Lots of Questions, Issues About Deal With Iran

(Miami Herald/TNS) —

Can we try look at the deal with Iran objectively, without allowing, for example, views about President Barack Obama or Benjamin Netanyahu to sway our judgment?

The matter is too important to let politics interfere. Does the preliminary agreement announced in Switzerland look as if it will make the world safe from an Iranian nuclear weapon and/or from an ominous nuclear arms race in the Middle East, the world’s most dangerous region?

When trying to look into what exactly the sides agreed to, the first major problem jumps out immediately: Iran and the United States are telling significantly different stories about the agreement.

In very rough terms, U.S. officials describe a compromise that looks possibly acceptable. Iranian officials, on the other hand, describe an agreement that, if it becomes the final version of a nuclear accord, could fairly be described as catastrophic.

President Obama declared shortly after taking office that he would not preside over the emergence of a nuclear-armed Iran. That goal is easily met by the Lausanne parameters. Iran will not have a bomb before Obama leaves office if the deal is ultimately sealed.

Beyond that, there is much open to interpretation.

In the Lausanne joint press conference, we heard very vague outlines. Then the United States and Iran offered separate descriptions to their respective audiences. If the descriptions had been kept unchanged but the audiences switched, there would have been a loud outcry on both sides.

Iranian Foreign Minister Mohammad Javad Zarif, who led his delegation in Lausanne, announced on Iranian television that he had officially complained to U.S. officials, saying the American statement describing the agreement was not just somewhat off, it was “in contradiction,” to what the two parties had decided.

Making matters even more troubling, a summary of the draft prepared by the French government offers yet another interpretation, one that provides even more reasons for concern.

By now we know that the original goal of having Iran dismantle its nuclear program was quickly discarded by the U.S. negotiators. Iran will keep all of its nuclear installations, but they will operate at different levels, with fewer centrifuges, and will be subject to inspections. That is not in dispute.

What is in dispute is what exactly Iran will be allowed to do in those installations, how much the nuclear program will be allowed to advance during the coming years, how much access inspectors will have to make sure Iran is not violating its commitments, and how quickly sanctions will be lifted.

All these issues are crucial, not only for the issue of whether Iran ultimately builds nuclear weapons, but whether its neighbors — Saudi Arabia, the United Arab Emirates, Egypt, Turkey and others — decide that they, too, must build their own atomic arms to counteract Iran, a country that is already making territorial and political gains in the restive region.

The U.S. summary says Iran will not use advanced centrifuges. Iran says it will. The U.S. says Iran will dismantle the heavy-water reactor in Arak. Iran says no. The U.S. says sanctions will be lifted gradually. Iran says all at once.

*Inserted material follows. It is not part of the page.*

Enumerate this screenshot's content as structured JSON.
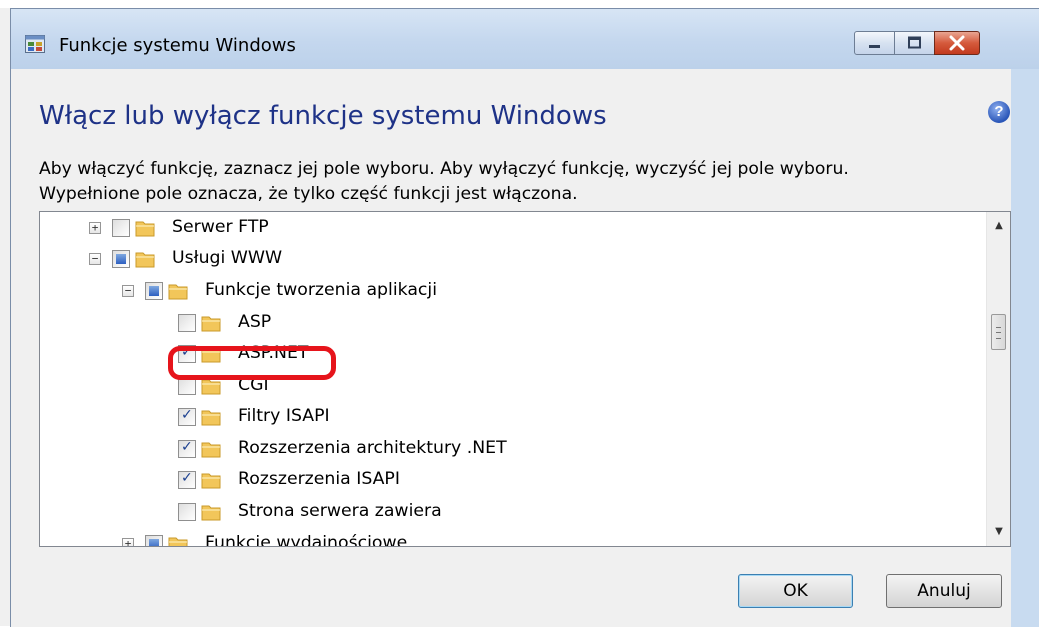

Iranian and French summaries both say Iran will be allowed to use and produce much more advanced centrifuges that permit much faster nuclear enrichment.

U.S. spokesmen claim the inspection rules will be unprecedented. Ayatollah Ali Khamanei says “no unconventional inspections” would be acceptable. And Iran says its military sites will be off-limits to inspectors.

Crafting international sanctions, which forced Iran to come to the table, required a demanding and protracted diplomatic, technical and political effort. If the sanctions go away and Iran starts to cheat, they will not be easily or quickly rebuilt.

The deal aims to stretch out the so-called “breakout” time, the amount of time it would take Iran to make a bomb, to one year from the current estimate of three months.

In an interview with NPR a few days ago, Obama accidentally let on that the “more relevant fear” is what will happen toward the end of the agreement period, “in year 13, 14, 15, they (Iran) have advanced centrifuges that enrich uranium fairly rapidly,” which the president said would shrink the breakout time “almost down to zero.” The White House tried to explain away the inadvertent admission. That matters.

It may seem premature to worry about what might happen more than a dozen years from now, but that kind of prospect, today, would be enough to launch a nuclear arms race throughout the Middle East.

The deal U.S. officials describe might be worth approving. The one Iran (and France) say was in the draft is totally unacceptable.


 

Frida Ghitis writes about global affairs for the Miami Herald.